THE LAMENT OF SOPHONIA

You who have wasted this June for me,

Bitter be the seed of your love.

Long midnights by the sea

Have I waited for your return,

Counting the stars—

Bitter be the seed of your love.

And as stars go out in the crocus light of dawn,

As waters drip from a failing fountain,

So passed these days of June.

As a boy strips from a stalk of snap-dragons

The perfect blossoms,

And treads them into the earth,

So you have taken the June days from me—

Bitter be the seed of your love.

On my couch by the sea,

My golden curls loosened,

Resting after the cool ablution of evening waters,

My body white as whitecaps, under the moon,

My eyes large as the fox's lurking in darkness,

I have waited for your return.

May the scourge of Asia mar your beautiful body,

Beloved!

You have wasted my loveliest June.

As the unheeding wind

Drives the falling cherry blossoms

Into the purple waves,

So you have scattered my days of June—

Bitter be the seed of your love!

I have distilled henbane for you,

Beloved,

And put it in a crystal vial.

The moon of October will shine,

Then you will come to me,

Your wanderings and treasons finished!

And when you slip exhausted from my arms

I will give you wine from a golden cup,

And pour the henbane in it—

I shall give you henbane for the poison of defeated love;

I shall kiss your dead lips, Beloved.

Then I shall drink, too.

Our bodies shall feed the worms

As these June days have fed my writhing sorrow,

Beloved murderer of my June!


AT DECAPOLIS
Mark, Chap. V

I
THE ACCUSATION

I am a farmer and live

Two miles from Decapolis.

Where is the magistrate? Tell me

Where the magistrate is!

Here I had made provision

For children and wife,

And now I have lost my all;

I am ruined for life.

I, a believer, too,

In the synagogues.—

What is the faith to me?

I have lost my hogs.

Two thousand hogs as fine

As ever you saw,

Drowned and choked in the sea—

I want the law!

They were feeding upon a hill

When a strolling teacher

Came by and scared my hogs—

They say he's a preacher,

And cures the possessed who haunt

The tombs and bogs.

All right; but why send devils

Into my hogs?

They squealed and grunted and ran

And plunged in the sea.

And the lunatic laughed who was healed,

Of the devils free.

Devils or fright, no matter

A fig or straw.

Where is the magistrate, tell me—

I want the law!

II
JESUS BEFORE MAGISTRATE AHAZ

Ahaz, there in the seat of judgment, hear,

If you have wit to understand my plea.

Swine-devils are too much for swine, that's clear,

Poor man possessed of such is partly free,

Is neither drowned, destroyed at once, his chains

May pluck while running, howling through the mire

And take a little gladness for his pains,

Some fury for unsatisfied desire.

But hogs go mad at once. All this I knew,—

But then this lunatic had rights. You grant

Swine-devils had him in their clutch and drew

His baffled spirit. How significant,

As they were legion and so named, the point

Is, life bewildered, torn in greed and wrath.

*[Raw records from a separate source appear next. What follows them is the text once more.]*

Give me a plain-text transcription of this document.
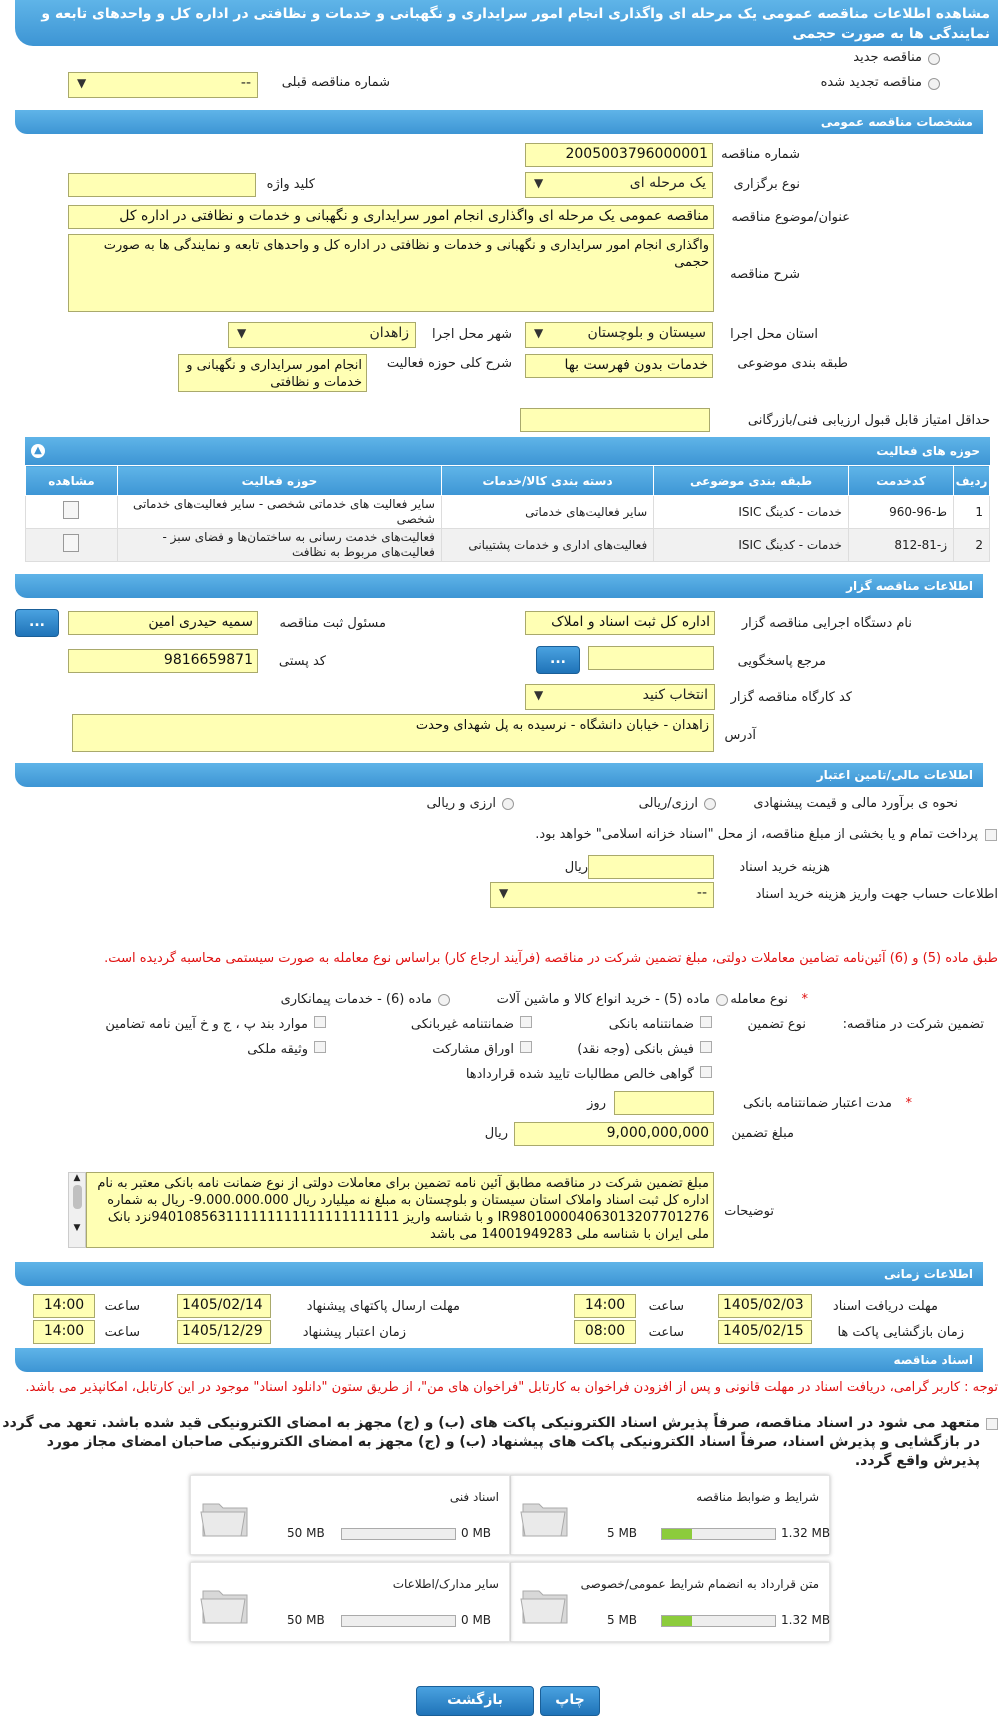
مشاهده اطلاعات مناقصه عمومی یک مرحله ای واگذاری انجام امور سرایداری و نگهبانی و خدمات و نظافتی در اداره کل و واحدهای تابعه و نمایندگی ها به صورت حجمی
مناقصه جدید
مناقصه تجدید شده
شماره مناقصه قبلی
--
▼
مشخصات مناقصه عمومی
شماره مناقصه
2005003796000001
نوع برگزاری
یک مرحله ای
▼
کلید واژه
عنوان/موضوع مناقصه
مناقصه عمومی یک مرحله ای واگذاری انجام امور سرایداری و نگهبانی و خدمات و نظافتی در اداره کل
شرح مناقصه
واگذاری انجام امور سرایداری و نگهبانی و خدمات و نظافتی در اداره کل و واحدهای تابعه و نمایندگی ها به صورت حجمی
استان محل اجرا
سیستان و بلوچستان
▼
شهر محل اجرا
زاهدان
▼
طبقه بندی موضوعی
خدمات بدون فهرست بها
شرح کلی حوزه فعالیت
انجام امور سرایداری و نگهبانی و خدمات و نظافتی
حداقل امتیاز قابل قبول ارزیابی فنی/بازرگانی
حوزه های فعالیت
▲
ردیف	کدخدمت	طبقه بندی موضوعی	دسته بندی کالا/خدمات	حوزه فعالیت	مشاهده
1	ط-96-960	خدمات - کدینگ ISIC	سایر فعالیت‌های خدماتی	سایر فعالیت های خدماتی شخصی - سایر فعالیت‌های خدماتی شخصی	
2	ز-81-812	خدمات - کدینگ ISIC	فعالیت‌های اداری و خدمات پشتیبانی	فعالیت‌های خدمت رسانی به ساختمان‌ها و فضای سبز - فعالیت‌های مربوط به نظافت	
اطلاعات مناقصه گزار
نام دستگاه اجرایی مناقصه گزار
اداره کل ثبت اسناد و املاک
مسئول ثبت مناقصه
سمیه حیدری امین
...
مرجع پاسخگویی
...
کد پستی
9816659871
کد کارگاه مناقصه گزار
انتخاب کنید
▼
آدرس
زاهدان - خیابان دانشگاه - نرسیده به پل شهدای وحدت
اطلاعات مالی/تامین اعتبار
نحوه ی برآورد مالی و قیمت پیشنهادی
ارزی/ریالی
ارزی و ریالی
پرداخت تمام و یا بخشی از مبلغ مناقصه، از محل "اسناد خزانه اسلامی" خواهد بود.
هزینه خرید اسناد
ریال
اطلاعات حساب جهت واریز هزینه خرید اسناد
--
▼
طبق ماده (5) و (6) آئین‌نامه تضامین معاملات دولتی، مبلغ تضمین شرکت در مناقصه (فرآیند ارجاع کار) براساس نوع معامله به صورت سیستمی محاسبه گردیده است.
*
نوع معامله
ماده (5) - خرید انواع کالا و ماشین آلات
ماده (6) - خدمات پیمانکاری
تضمین شرکت در مناقصه:
نوع تضمین
ضمانتنامه بانکی
ضمانتنامه غیربانکی
موارد بند پ ، ج و خ آیین نامه تضامین
فیش بانکی (وجه نقد)
اوراق مشارکت
وثیقه ملکی
گواهی خالص مطالبات تایید شده قراردادها
*
مدت اعتبار ضمانتنامه بانکی
روز
مبلغ تضمین
9,000,000,000
ریال
توضیحات
مبلغ تضمین شرکت در مناقصه مطابق آئین نامه تضمین برای معاملات دولتی از نوع ضمانت نامه بانکی معتبر به نام اداره کل ثبت اسناد واملاک استان سیستان و بلوچستان به مبلغ نه میلیارد ریال 9.000.000.000- ریال به شماره IR980100004063013207701276 و با شناسه واریز 940108563111111111111111111111نزد بانک ملی ایران با شناسه ملی 14001949283 می باشد
▲
▼
اطلاعات زمانی
مهلت دریافت اسناد
1405/02/03
ساعت
14:00
مهلت ارسال پاکتهای پیشنهاد
1405/02/14
ساعت
14:00
زمان بازگشایی پاکت ها
1405/02/15
ساعت
08:00
زمان اعتبار پیشنهاد
1405/12/29
ساعت
14:00
اسناد مناقصه
توجه : کاربر گرامی، دریافت اسناد در مهلت قانونی و پس از افزودن فراخوان به کارتابل "فراخوان های من"، از طریق ستون "دانلود اسناد" موجود در این کارتابل، امکانپذیر می باشد.
متعهد می شود در اسناد مناقصه، صرفاً پذیرش اسناد الکترونیکی پاکت های (ب) و (ج) مجهز به امضای الکترونیکی قید شده باشد. تعهد می گردد در بازگشایی و پذیرش اسناد، صرفاً اسناد الکترونیکی پاکت های پیشنهاد (ب) و (ج) مجهز به امضای الکترونیکی صاحبان امضای مجاز مورد پذیرش واقع گردد.
شرایط و ضوابط مناقصه
1.32 MB
5 MB
اسناد فنی
0 MB
50 MB
متن قرارداد به انضمام شرایط عمومی/خصوصی
1.32 MB
5 MB
سایر مدارک/اطلاعات
0 MB
50 MB
چاپ
بازگشت
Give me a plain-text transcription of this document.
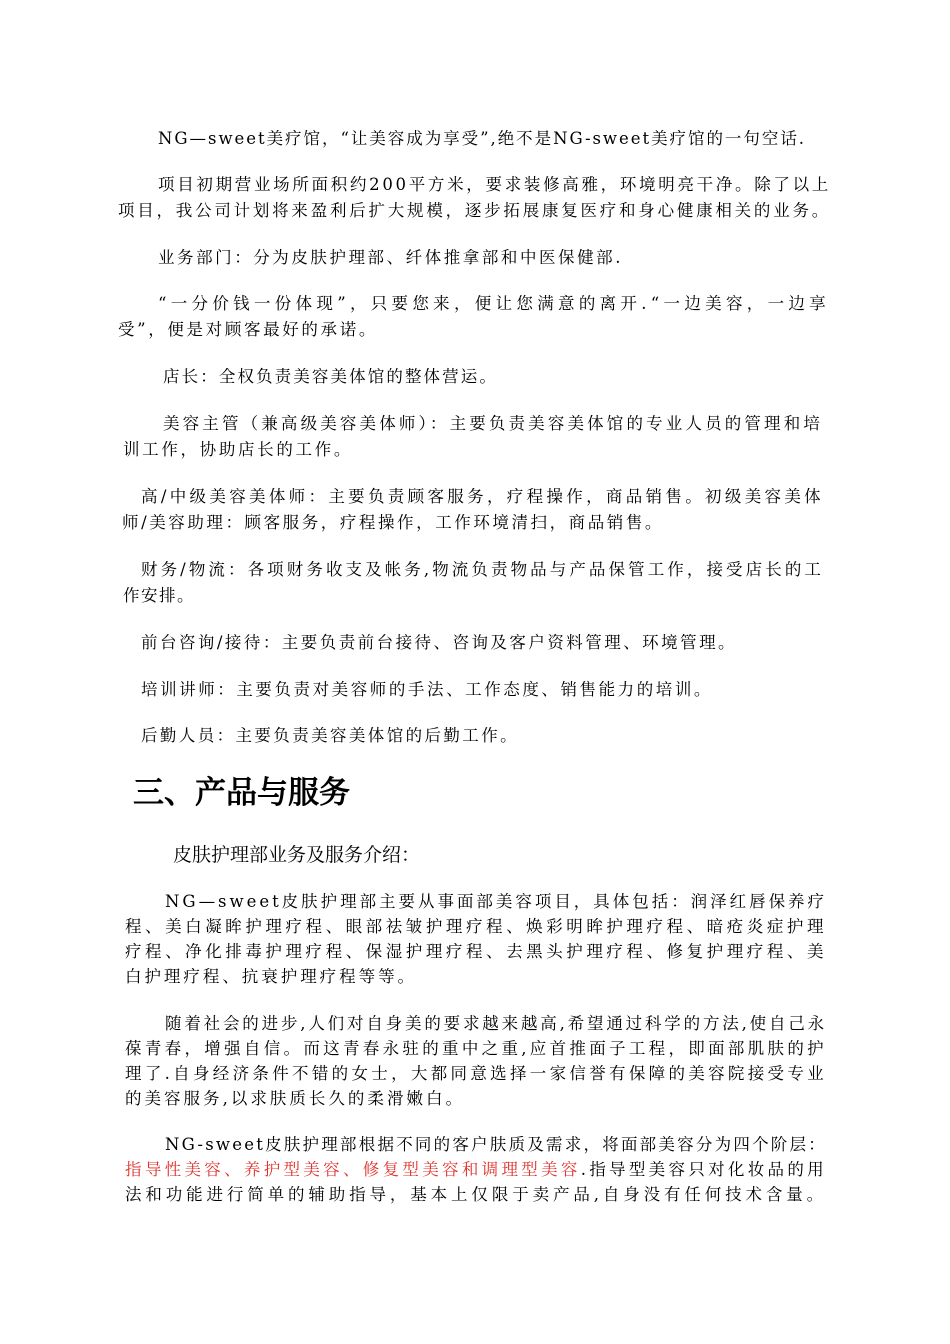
NG—sweet美疗馆，“让美容成为享受”,绝不是NG-sweet美疗馆的一句空话.
项目初期营业场所面积约200平方米，要求装修高雅，环境明亮干净。除了以上
项目，我公司计划将来盈利后扩大规模，逐步拓展康复医疗和身心健康相关的业务。
业务部门：分为皮肤护理部、纤体推拿部和中医保健部.
“一分价钱一份体现”，只要您来，便让您满意的离开.“一边美容，一边享
受”，便是对顾客最好的承诺。
店长：全权负责美容美体馆的整体营运。
美容主管（兼高级美容美体师）：主要负责美容美体馆的专业人员的管理和培
训工作，协助店长的工作。
高/中级美容美体师：主要负责顾客服务，疗程操作，商品销售。初级美容美体
师/美容助理：顾客服务，疗程操作，工作环境清扫，商品销售。
财务/物流：各项财务收支及帐务,物流负责物品与产品保管工作，接受店长的工
作安排。
前台咨询/接待：主要负责前台接待、咨询及客户资料管理、环境管理。
培训讲师：主要负责对美容师的手法、工作态度、销售能力的培训。
后勤人员：主要负责美容美体馆的后勤工作。
三、产品与服务
皮肤护理部业务及服务介绍：
NG—sweet皮肤护理部主要从事面部美容项目，具体包括：润泽红唇保养疗
程、美白凝眸护理疗程、眼部祛皱护理疗程、焕彩明眸护理疗程、暗疮炎症护理
疗程、净化排毒护理疗程、保湿护理疗程、去黑头护理疗程、修复护理疗程、美
白护理疗程、抗衰护理疗程等等。
随着社会的进步,人们对自身美的要求越来越高,希望通过科学的方法,使自己永
葆青春，增强自信。而这青春永驻的重中之重,应首推面子工程，即面部肌肤的护
理了.自身经济条件不错的女士，大都同意选择一家信誉有保障的美容院接受专业
的美容服务,以求肤质长久的柔滑嫩白。
NG-sweet皮肤护理部根据不同的客户肤质及需求，将面部美容分为四个阶层：
指导性美容、养护型美容、修复型美容和调理型美容.指导型美容只对化妆品的用
法和功能进行简单的辅助指导，基本上仅限于卖产品,自身没有任何技术含量。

Desire puts a spirit out of joint.

Swine-devils are for swine, who have no path.

But man with many lusts, what is his way,

Save in confusion, through accustomed rooms?

He prays for night to come, and for the day

Amid the miry places and the tombs.

But hogs run to the sea. And there's an end.

Would I might cast the swinish demons out

From man forever. Yet the word attend.

The lesson of the thing what soul can doubt?

What is the loss of hogs, if man be saved?

What loss of lands and houses, man being free?

Clothed in his reason sits the man who raved,

Clean and at peace, your honor. Come and see.

Your honor shakes a frowning head. Not loth,

Speaking more plainly, deeper truth to draw;

Do your judicial duty, yet I clothe

Free souls with courage to transgress the law

By casting demons out from self, or those

Like this poor lunatic whom your synagogues

Would leave to battle singly with his woes—

What is a man's soul to a drove of hogs?

Which being lost, men play the hypocrite

And make the owner chief in the affair.

You banish me for witchcraft. I submit.

Work of this kind awaits me everywhere.

And into swine where better they belong,

Casting the swinish devils out of men

The devils have their place at last, and then

The man is healed who had them—where's the wrong

Save to the owner? Well, your synagogues

Make the split hoof and chewing of the cud

The test of lawful flesh. Not so are hogs.

This rule has been the statute from the flood.

Ahaz, your judgment has a fatal flaw.

Is it not so with judges first and last—

You break the law to specialize the law?—

This is the devil that from you I cast.